Бэббит обвёл нас глазами прощаясь. Потом широко шагнул и ступил на плот, тот сильно закачался, и он вместе с ним. Цзунь Лун подпёр его сзади деревянной лопатой.
|
Няньди неуклюже собралась за Бэббитом, поцеловав в лоб меня и восьмую сестрёнку. Тонкой, как луковое пёрышко, рукой она, вздыхая, пропускала меж пальцев её мягкие льняные волосы:
– Милая сестричка, да пошлёт тебе правитель небесный добрую судьбу!
Потом кивнула матушке и стайке детей у неё за спиной, повернулась и направилась к плоту.
– Шестая сестра, тебе следовать за ним необязательно, – снова попытался урезонить её Лу Лижэнь.
– Пятый зять, как говорится, грузик при безмене, а жена при муже. Вы с пятой сестрой разве не так же неразлучны? – мирно возразила она.
– Я искренне желаю тебе добра, – сказал Лу Лижэнь, – но не настаиваю, делай как знаешь. Тогда пожалуй на плот!
Поддерживая Няньди под руки, два охранника помогли ей перебраться на плот, а протянувший связанные руки Бэббит помог устоять. Плот осел, глубоко и неровно. С одного края весь в воде, с другого выступал на целый цунь.
– Начальник Лу, лучше бы уважаемым пассажирам сесть, – предложил Цзунь Лун. – Парням с лопатами тоже.
– Садитесь, садитесь, мистер Бэббит, – откликнулся Лу Лижэнь. – Это для вашей же безопасности, сядьте, прошу вас.
Бэббит сел на плот, а по сути дела в воду. Тоже в воду, лицом к нему, села Няньди. Немой и пятеро солдат расположились по краям, и лишь Цзунь Лун остался твёрдо стоять на корме.
На другом берегу продолжали махать красным флажком.
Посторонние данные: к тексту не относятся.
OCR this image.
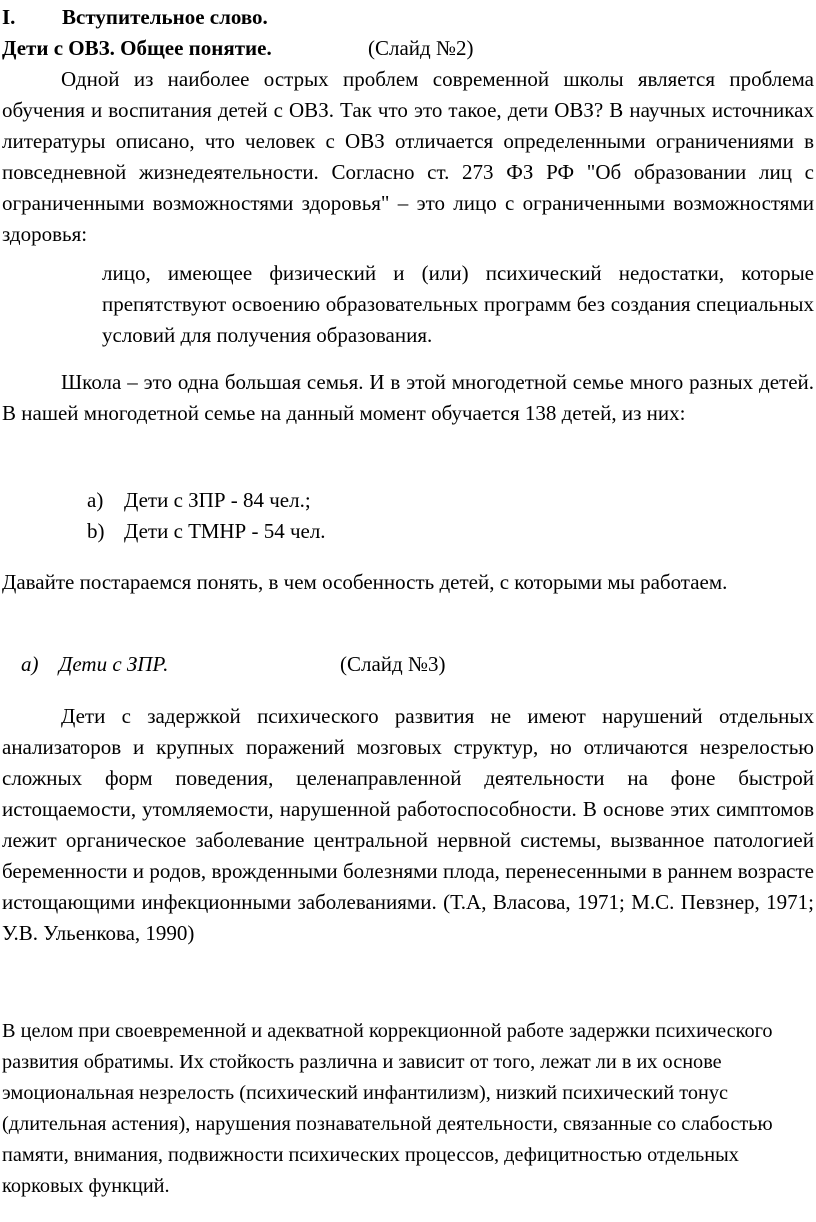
I. Вступительное слово.

Дети с ОВЗ. Общее понятие.	(Слайд №2)

Одной из наиболее острых проблем современной школы является проблема обучения и воспитания детей с ОВЗ. Так что это такое, дети ОВЗ? В научных источниках литературы описано, что человек с ОВЗ отличается определенными ограничениями в повседневной жизнедеятельности. Согласно ст. 273 ФЗ РФ "Об образовании лиц с ограниченными возможностями здоровья" – это лицо с ограниченными возможностями здоровья:

лицо, имеющее физический и (или) психический недостатки, которые препятствуют освоению образовательных программ без создания специальных условий для получения образования.

Школа – это одна большая семья. И в этой многодетной семье много разных детей. В нашей многодетной семье на данный момент обучается 138 детей, из них:

a) Дети с ЗПР - 84 чел.;

b) Дети с ТМНР - 54 чел.

Давайте постараемся понять, в чем особенность детей, с которыми мы работаем.

а) Дети с ЗПР.	(Слайд №3)

Дети с задержкой психического развития не имеют нарушений отдельных анализаторов и крупных поражений мозговых структур, но отличаются незрелостью сложных форм поведения, целенаправленной деятельности на фоне быстрой истощаемости, утомляемости, нарушенной работоспособности. В основе этих симптомов лежит органическое заболевание центральной нервной системы, вызванное патологией беременности и родов, врожденными болезнями плода, перенесенными в раннем возрасте истощающими инфекционными заболеваниями. (Т.А, Власова, 1971; М.С. Певзнер, 1971; У.В. Ульенкова, 1990)

В целом при своевременной и адекватной коррекционной работе задержки психического развития обратимы. Их стойкость различна и зависит от того, лежат ли в их основе эмоциональная незрелость (психический инфантилизм), низкий психический тонус (длительная астения), нарушения познавательной деятельности, связанные со слабостью памяти, внимания, подвижности психических процессов, дефицитностью отдельных корковых функций.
– Дай сигнал, чтобы готовились к передаче, – скомандовал Лу Лижэнь сигнальщику. Тот вытащил тупоносую ракетницу и выпустил в небо над рекой три ракеты подряд. На другом берегу махать перестали, и на отливающей серебром поверхности воды забегали чёрные фигурки.
Лу Лижэнь глянул на часы:
– Отпускай плот!
Солдаты стали ослаблять чалки. Цзунь Лун отталкивался от дамбы лопатой, бойцы на краях плота принялись неуклюже грести своими. Плот медленно отходил от берега. Словно запуская воздушного змея, солдаты быстро травили чалки, на которые пошло несколько десятков обмоток.
Оставшиеся на берегу напряжённо следили за плотом. Лу Лижэнь снял очки и торопливо протёр рукавом. Без очков взгляд у него был какой‑то блуждающий, а вид глуповатый. С белыми кругами вокруг глаз он напоминал болотную птицу, что охотится за вьюнами. Суровые тесёмки, которые заменяли ему дужки, он накрутил на уши, уже и без того натёртые. Плот развернуло поперёк реки. У солдат никакого опыта не было, и они отчаянно гребли то в одну, то в другую сторону, окатывая брызгами и плот, и тех, кто на нём находился. Все уже были насквозь мокрые. Сидевший со связанными руками Бэббит испуганно вскрикивал, шестая сестра в отчаянии вцепилась ему в руку.
– Да не шлёпайте вы кто в лес кто по дрова, служивые! – кричал раскачивающийся на корме Цзунь Лун. – Вместе надо это делать, слаженно, вот что главное!
Лу Лижэнь выхватил пистолет и пальнул пару раз, чтобы привлечь внимание бойцов на плоту:
– Слушайте почтенного Цзунь Луна, отставить разнобой! – заорал он.
– А ну без паники, слушай сюда, служивые, – обратился к ним Цзунь Лун. – Давай, на мой счёт: раз‑два, раз‑два, раз‑два, загребай, раз‑два…
Плот уже вынесло на середину и стремительно тащило вниз по течению. Бэббит с шестой сестрой улеглись на плот, через них перекатывались волны.
– Командир, чалки травить больше некуда! – закричали на берегу.
Плот уже унесло на добрую сотню метров, и чалки натянулись, как стальная проволока. Намотанные на руку, они до крови впились в плоть. Солдаты откинулись назад, почти легли на землю, ноги у них скользили – ещё немного, и они съедут в реку. Плот стал заваливаться набок, и бойцы на нём истошно завопили.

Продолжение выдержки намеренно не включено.